Mrs Elizabeth Crawford aged 78 lives in Torquay with her husband who is in his 80s and has Parkinson’s. Recently after a fall, Mrs Crawford’s GP arranged for her to have an x-ray at Torbay Hospital, where it was confirmed her foot was fractured. She was given a special boot to wear and was admitted overnight. To ensure her husband would be all right, Mrs Crawford agreed for the Rapid Response team – who provide temporary personal care and support such as help with washing, dressing, shopping and preparing meals – to visit her husband the next morning. When Mrs Crawford returned home, she managed over the weekend but on the Monday, she was struggling so she telephoned her GP who then referred her to the Intermediate Care team. Early the next morning Laura Boak, Occupational Therapist arrived at Mrs Crawford’s home to assess how she could help her, including deciding on what equipment could be provided to ensure Mrs Crawford’s safety and independence. Laura says:
“Mrs Crawford not only has a broken foot, but she is also managing other medical conditions, and on top of that, she is caring for her husband who is in his 80s and has Parkinson’s. My assessment showed Mrs Crawford was struggling with mobility and transfers – such as getting up and down from a chair, or in and out of bed – so I provided her with some equipment to make transfers easier and safer. I also noticed that Mr and Mrs Crawford are unable to leave their property due to the step access, so I’m helping them to try and get more equipment – a ramp – which they can trial and hopefully, they will then be able to safely get outside, out into their community.”

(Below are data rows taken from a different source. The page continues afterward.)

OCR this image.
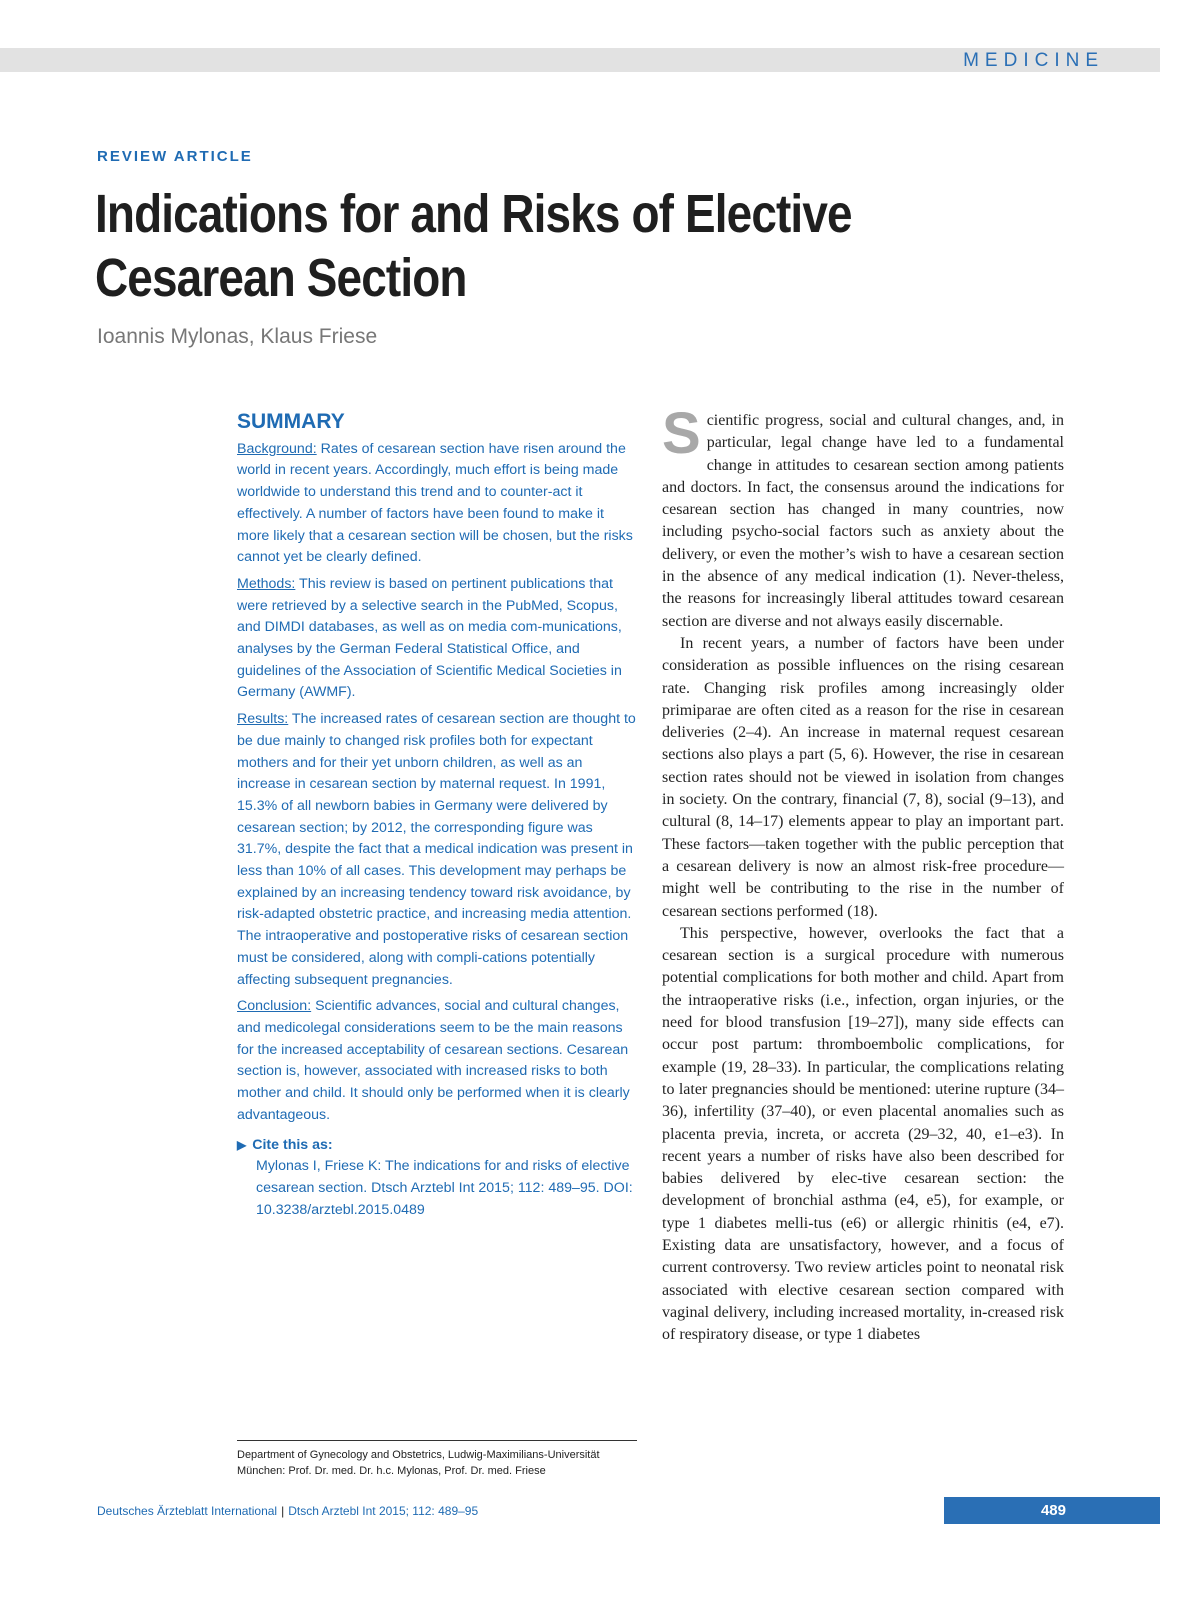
MEDICINE
REVIEW ARTICLE
Indications for and Risks of Elective Cesarean Section
Ioannis Mylonas, Klaus Friese
SUMMARY

Background: Rates of cesarean section have risen around the world in recent years. Accordingly, much effort is being made worldwide to understand this trend and to counter-act it effectively. A number of factors have been found to make it more likely that a cesarean section will be chosen, but the risks cannot yet be clearly defined.

Methods: This review is based on pertinent publications that were retrieved by a selective search in the PubMed, Scopus, and DIMDI databases, as well as on media com-munications, analyses by the German Federal Statistical Office, and guidelines of the Association of Scientific Medical Societies in Germany (AWMF).

Results: The increased rates of cesarean section are thought to be due mainly to changed risk profiles both for expectant mothers and for their yet unborn children, as well as an increase in cesarean section by maternal request. In 1991, 15.3% of all newborn babies in Germany were delivered by cesarean section; by 2012, the corresponding figure was 31.7%, despite the fact that a medical indication was present in less than 10% of all cases. This development may perhaps be explained by an increasing tendency toward risk avoidance, by risk-adapted obstetric practice, and increasing media attention. The intraoperative and postoperative risks of cesarean section must be considered, along with compli-cations potentially affecting subsequent pregnancies.

Conclusion: Scientific advances, social and cultural changes, and medicolegal considerations seem to be the main reasons for the increased acceptability of cesarean sections. Cesarean section is, however, associated with increased risks to both mother and child. It should only be performed when it is clearly advantageous.

▶ Cite this as:
Mylonas I, Friese K: The indications for and risks of elective cesarean section. Dtsch Arztebl Int 2015; 112: 489–95. DOI: 10.3238/arztebl.2015.0489
Department of Gynecology and Obstetrics, Ludwig-Maximilians-Universität
München: Prof. Dr. med. Dr. h.c. Mylonas, Prof. Dr. med. Friese

Scientific progress, social and cultural changes, and, in particular, legal change have led to a fundamental change in attitudes to cesarean section among patients and doctors. In fact, the consensus around the indications for cesarean section has changed in many countries, now including psycho-social factors such as anxiety about the delivery, or even the mother’s wish to have a cesarean section in the absence of any medical indication (1). Never-theless, the reasons for increasingly liberal attitudes toward cesarean section are diverse and not always easily discernable.

In recent years, a number of factors have been under consideration as possible influences on the rising cesarean rate. Changing risk profiles among increasingly older primiparae are often cited as a reason for the rise in cesarean deliveries (2–4). An increase in maternal request cesarean sections also plays a part (5, 6). However, the rise in cesarean section rates should not be viewed in isolation from changes in society. On the contrary, financial (7, 8), social (9–13), and cultural (8, 14–17) elements appear to play an important part. These factors—taken together with the public perception that a cesarean delivery is now an almost risk-free procedure—might well be contributing to the rise in the number of cesarean sections performed (18).

This perspective, however, overlooks the fact that a cesarean section is a surgical procedure with numerous potential complications for both mother and child. Apart from the intraoperative risks (i.e., infection, organ injuries, or the need for blood transfusion [19–27]), many side effects can occur post partum: thromboembolic complications, for example (19, 28–33). In particular, the complications relating to later pregnancies should be mentioned: uterine rupture (34–36), infertility (37–40), or even placental anomalies such as placenta previa, increta, or accreta (29–32, 40, e1–e3). In recent years a number of risks have also been described for babies delivered by elec-tive cesarean section: the development of bronchial asthma (e4, e5), for example, or type 1 diabetes melli-tus (e6) or allergic rhinitis (e4, e7). Existing data are unsatisfactory, however, and a focus of current controversy. Two review articles point to neonatal risk associated with elective cesarean section compared with vaginal delivery, including increased mortality, in-creased risk of respiratory disease, or type 1 diabetes

Deutsches Ärzteblatt International | Dtsch Arztebl Int 2015; 112: 489–95	489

“The central ethos of Occupational Therapy is the holistic treatment of the whole person. Working in the community enables our team to treat people in their own home environment focusing on what is important to them, setting realistic goals and supporting them to work towards achieving those goals. I am so pleased that we are able to address the difficulties that Mrs Crawford and also her husband have been having with getting outside to access their community, as this is an important goal for her and her husband to achieve.”

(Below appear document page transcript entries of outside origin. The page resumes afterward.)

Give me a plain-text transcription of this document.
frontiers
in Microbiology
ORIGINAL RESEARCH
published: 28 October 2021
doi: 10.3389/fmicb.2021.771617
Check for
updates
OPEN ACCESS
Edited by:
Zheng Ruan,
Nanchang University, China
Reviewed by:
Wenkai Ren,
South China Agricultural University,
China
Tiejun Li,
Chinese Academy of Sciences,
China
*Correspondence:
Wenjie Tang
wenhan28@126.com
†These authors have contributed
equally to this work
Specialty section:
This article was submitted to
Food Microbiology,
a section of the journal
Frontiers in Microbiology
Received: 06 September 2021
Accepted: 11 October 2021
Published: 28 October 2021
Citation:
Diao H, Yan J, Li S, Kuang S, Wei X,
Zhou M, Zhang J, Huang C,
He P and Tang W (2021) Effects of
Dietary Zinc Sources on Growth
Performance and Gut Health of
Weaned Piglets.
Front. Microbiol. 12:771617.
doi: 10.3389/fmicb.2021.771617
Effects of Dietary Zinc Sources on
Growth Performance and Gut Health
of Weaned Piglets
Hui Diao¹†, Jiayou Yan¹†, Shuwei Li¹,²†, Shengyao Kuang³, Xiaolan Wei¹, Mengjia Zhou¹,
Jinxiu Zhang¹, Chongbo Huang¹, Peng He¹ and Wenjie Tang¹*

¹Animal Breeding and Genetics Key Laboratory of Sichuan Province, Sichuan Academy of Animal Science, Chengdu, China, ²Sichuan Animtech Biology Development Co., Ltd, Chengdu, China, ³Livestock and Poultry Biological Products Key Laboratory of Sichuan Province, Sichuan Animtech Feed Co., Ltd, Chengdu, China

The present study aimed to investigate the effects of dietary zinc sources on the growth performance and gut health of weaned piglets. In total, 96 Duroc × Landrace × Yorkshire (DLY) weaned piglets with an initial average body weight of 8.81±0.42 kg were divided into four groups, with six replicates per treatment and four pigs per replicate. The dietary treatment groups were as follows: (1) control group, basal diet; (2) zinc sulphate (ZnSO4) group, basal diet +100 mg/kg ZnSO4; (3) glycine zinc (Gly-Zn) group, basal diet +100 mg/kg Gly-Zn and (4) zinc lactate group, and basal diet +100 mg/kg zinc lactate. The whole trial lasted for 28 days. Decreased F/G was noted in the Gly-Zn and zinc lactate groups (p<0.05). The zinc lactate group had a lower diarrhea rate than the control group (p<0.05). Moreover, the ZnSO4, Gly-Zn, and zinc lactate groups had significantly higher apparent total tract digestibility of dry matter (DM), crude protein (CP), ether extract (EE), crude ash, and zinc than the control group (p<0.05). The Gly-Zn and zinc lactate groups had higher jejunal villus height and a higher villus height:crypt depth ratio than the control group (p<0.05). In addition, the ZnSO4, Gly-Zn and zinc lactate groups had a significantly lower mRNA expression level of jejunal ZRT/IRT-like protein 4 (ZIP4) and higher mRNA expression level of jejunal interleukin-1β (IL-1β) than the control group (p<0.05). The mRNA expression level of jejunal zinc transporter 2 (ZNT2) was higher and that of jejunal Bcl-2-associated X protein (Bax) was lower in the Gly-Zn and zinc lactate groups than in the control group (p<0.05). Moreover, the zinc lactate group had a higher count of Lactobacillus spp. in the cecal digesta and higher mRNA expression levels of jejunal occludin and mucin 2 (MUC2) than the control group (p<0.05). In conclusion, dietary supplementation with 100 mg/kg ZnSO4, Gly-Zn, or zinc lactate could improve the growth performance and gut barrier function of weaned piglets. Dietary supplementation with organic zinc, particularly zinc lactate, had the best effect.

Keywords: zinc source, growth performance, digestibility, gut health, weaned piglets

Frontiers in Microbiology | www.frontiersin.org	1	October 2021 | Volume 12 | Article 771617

Physiotherapist Carla Tucker who also visited Mrs Crawford says: “I find my job immensely satisfying – it is always a privilege to be allowed into someone’s home, and hopefully make a difference at times of crisis. Sometimes it’s the simplest of equipment or advice that makes the greatest difference. With Mrs Crawford I have prescribed exercises to help her stay mobile.”

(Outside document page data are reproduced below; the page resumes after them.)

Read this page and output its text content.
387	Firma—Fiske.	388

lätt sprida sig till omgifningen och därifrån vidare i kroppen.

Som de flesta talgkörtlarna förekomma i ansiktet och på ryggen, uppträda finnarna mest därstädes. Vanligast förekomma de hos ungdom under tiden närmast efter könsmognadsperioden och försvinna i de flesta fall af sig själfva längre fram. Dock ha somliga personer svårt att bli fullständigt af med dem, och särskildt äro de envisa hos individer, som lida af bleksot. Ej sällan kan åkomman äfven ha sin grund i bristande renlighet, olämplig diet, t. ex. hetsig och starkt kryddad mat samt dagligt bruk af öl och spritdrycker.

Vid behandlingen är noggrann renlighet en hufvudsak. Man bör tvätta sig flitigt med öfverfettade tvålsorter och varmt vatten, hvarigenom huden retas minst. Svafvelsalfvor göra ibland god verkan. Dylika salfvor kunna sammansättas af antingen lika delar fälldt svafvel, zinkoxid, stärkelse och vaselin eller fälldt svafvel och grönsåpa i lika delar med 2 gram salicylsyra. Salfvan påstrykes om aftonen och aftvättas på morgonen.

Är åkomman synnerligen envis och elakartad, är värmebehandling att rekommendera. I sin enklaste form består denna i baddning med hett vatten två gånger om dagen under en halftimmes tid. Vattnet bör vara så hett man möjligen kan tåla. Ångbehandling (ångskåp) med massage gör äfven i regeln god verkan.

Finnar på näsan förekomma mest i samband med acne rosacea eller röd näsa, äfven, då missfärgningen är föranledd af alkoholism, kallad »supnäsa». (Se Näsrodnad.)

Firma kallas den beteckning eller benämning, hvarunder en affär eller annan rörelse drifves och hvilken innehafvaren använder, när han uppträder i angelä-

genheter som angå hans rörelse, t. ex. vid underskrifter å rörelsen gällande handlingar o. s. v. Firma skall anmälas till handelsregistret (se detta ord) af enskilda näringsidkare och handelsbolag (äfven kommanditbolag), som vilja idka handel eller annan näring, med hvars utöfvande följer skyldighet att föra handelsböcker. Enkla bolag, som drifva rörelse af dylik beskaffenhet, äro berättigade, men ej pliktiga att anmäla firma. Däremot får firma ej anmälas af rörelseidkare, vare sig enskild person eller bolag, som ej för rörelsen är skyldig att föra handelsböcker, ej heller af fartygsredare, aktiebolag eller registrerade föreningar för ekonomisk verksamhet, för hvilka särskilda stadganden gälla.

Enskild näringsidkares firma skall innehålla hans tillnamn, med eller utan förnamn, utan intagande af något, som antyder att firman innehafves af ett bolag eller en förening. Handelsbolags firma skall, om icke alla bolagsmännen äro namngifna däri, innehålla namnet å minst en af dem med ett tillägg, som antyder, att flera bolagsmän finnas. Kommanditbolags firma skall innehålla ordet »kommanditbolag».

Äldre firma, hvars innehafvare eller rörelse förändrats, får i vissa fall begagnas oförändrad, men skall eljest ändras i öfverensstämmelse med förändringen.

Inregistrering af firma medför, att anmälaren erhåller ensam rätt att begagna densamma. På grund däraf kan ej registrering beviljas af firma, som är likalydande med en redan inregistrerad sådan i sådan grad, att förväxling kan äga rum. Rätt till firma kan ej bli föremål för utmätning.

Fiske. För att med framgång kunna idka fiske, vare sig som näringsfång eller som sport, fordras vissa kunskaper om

“As we are able to see our patients as frequently as we feel is necessary, we build up a great rapport with them, so they trust in us to help them work towards the goals we set with them. “
“It’s been really marvellous,” says Mrs Crawford. “They came round in the morning and the equipment was with me a few hours later in the afternoon. You can’t ask for better than that, can you?”
Su Skelly is the Operational Manager for Intermediate Care:
“Thanks to the swift intervention from our Intermediate Care services, many people avoid being admitted to hospital, which is usually a big relief both for them and their families. People like Mrs Graham and Mrs Crawford who have had falls can receive exactly what they need to help regain their mobility and independence in the comfort and familiarity of their own home, without being exposed to the risks that we know exist once they are admitted to hospital as an inpatient. And as we all know – there’s no bed like your own bed!”
Weekend Diagnosis a fortnightly column published in the Herald Express discussing local health and care issues.